Ist ganzheitliche Entschleunigung möglich?

Der Soziologe Hartmut Rosa ist nach intensiver Forschung zu dem Ergebnis gelangt, dass das Bauchgefühl vieler Menschen (meines auch) stimmt. Die Gesellschaft beschleunigt sich. Technisch, Sozial, Produktion. Die Videos von Hartmut Rosas Vorträgen auf youtube sind ein guter Einstieg in das Thema. Wer sich noch tiefer mit den Ideen von Hartmut Rosa beschäftigen möchte, dem empfehle ich den Podcast www.zeitgenossen-podcast.de und hier die ersten Folgen. Im weiteren sprechen Eugenia und Branko über die Hamsterräder unserer Gesellschaft. Sehr angenehm zu hören.

In einem Punkt will ich aber das Bild nicht wahrhaben was Herr Rosa malt. Wir seien im Grunde Menschen auf einem abrutschenden Hang. Die Gesellschafts-Lawine rutscht immer schneller den Berg hinab, hier und da könne man sich mal für eine Weile ausruhen und das Tempo rausnehmen (Auszeit, Sabbat-Jahr, Elternzeit, Jobwechsel, Stundenreduzierung), aber dem Grunde nach sei die Beschleunigung unserer Gesellschaft nicht mehr von uns selbst aufzuhalten.
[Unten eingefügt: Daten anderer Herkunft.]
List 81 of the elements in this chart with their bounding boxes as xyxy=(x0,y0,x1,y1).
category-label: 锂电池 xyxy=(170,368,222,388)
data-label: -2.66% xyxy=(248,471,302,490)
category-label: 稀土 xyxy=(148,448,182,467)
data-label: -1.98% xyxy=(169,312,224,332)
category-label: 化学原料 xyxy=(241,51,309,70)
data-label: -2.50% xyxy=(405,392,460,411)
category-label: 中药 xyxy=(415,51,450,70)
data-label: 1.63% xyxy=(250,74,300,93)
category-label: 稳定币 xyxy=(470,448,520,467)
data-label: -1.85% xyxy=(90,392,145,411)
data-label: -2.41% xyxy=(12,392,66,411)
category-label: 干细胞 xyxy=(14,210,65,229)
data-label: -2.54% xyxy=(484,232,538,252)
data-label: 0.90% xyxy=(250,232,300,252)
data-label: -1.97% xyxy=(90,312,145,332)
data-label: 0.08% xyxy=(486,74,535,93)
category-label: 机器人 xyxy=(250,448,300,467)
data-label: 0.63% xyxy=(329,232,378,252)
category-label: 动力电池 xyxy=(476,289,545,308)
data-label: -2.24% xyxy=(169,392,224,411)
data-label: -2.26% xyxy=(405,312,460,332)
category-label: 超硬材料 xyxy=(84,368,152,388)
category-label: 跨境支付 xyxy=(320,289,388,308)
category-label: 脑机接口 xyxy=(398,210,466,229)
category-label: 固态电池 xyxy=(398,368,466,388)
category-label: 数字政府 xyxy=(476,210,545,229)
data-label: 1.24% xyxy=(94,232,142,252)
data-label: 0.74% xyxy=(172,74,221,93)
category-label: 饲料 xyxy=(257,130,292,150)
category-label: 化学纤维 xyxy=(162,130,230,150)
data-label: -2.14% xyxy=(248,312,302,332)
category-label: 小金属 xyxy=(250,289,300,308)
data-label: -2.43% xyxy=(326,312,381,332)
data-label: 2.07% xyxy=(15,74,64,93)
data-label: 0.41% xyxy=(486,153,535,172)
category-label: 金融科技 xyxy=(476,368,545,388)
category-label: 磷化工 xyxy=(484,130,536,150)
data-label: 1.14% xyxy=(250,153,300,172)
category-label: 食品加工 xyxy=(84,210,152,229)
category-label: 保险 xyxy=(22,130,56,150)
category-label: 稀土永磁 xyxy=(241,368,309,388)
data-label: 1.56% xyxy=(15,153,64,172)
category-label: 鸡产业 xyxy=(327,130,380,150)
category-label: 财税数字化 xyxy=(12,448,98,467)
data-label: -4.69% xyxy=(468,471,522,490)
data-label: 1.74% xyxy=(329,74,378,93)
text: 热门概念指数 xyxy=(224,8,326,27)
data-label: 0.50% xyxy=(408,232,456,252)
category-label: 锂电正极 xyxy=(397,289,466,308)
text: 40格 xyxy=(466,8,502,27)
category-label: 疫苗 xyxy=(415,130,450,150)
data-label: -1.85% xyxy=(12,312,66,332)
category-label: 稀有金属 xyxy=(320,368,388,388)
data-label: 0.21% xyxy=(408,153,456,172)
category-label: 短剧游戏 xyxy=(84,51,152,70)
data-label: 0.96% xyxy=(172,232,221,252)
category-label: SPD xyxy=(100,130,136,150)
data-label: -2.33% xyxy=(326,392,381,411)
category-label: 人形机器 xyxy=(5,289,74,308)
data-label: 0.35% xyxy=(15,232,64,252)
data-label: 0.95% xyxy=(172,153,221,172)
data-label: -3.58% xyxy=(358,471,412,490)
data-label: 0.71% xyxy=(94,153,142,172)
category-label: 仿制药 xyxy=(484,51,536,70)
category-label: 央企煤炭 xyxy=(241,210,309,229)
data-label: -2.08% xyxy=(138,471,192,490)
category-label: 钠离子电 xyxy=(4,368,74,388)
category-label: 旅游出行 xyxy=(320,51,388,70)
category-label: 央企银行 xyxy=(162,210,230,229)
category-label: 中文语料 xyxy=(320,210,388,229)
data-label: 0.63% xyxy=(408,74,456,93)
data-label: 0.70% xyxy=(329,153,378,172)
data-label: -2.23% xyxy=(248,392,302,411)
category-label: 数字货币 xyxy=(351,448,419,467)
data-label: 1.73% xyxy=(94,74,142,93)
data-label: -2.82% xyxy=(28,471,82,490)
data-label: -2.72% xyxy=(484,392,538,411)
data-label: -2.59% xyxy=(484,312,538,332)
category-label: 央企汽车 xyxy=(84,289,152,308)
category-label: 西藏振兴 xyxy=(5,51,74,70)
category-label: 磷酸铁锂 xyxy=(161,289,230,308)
Was bremst, wird der Kollaps sein. Das mag vielleicht stimmen, gewiss wenn wir so weitermachen.

Aber die persönliche Entschleunigung des eigenen Hamsterrades, die will ich mir nicht absprechen lassen. Rette sich also wer kann? Und wie?

Wenn wir davon ausgehen, das aller Besitz auch Zeit kostet, war der Minimalismus ja gar kein so schlechter Schritt. Es stimmt. Da ist keine Sammlung mehr, die ausgebaut und gepflegt werden will, keine aufwendigen  und teuren Freizeitvergnügungen. Neuste Elektronik war lange Zeit sehr wichtig, jetzt soll ruhig alles bleiben bis es sein natürliches irreparables Ende erreicht hat.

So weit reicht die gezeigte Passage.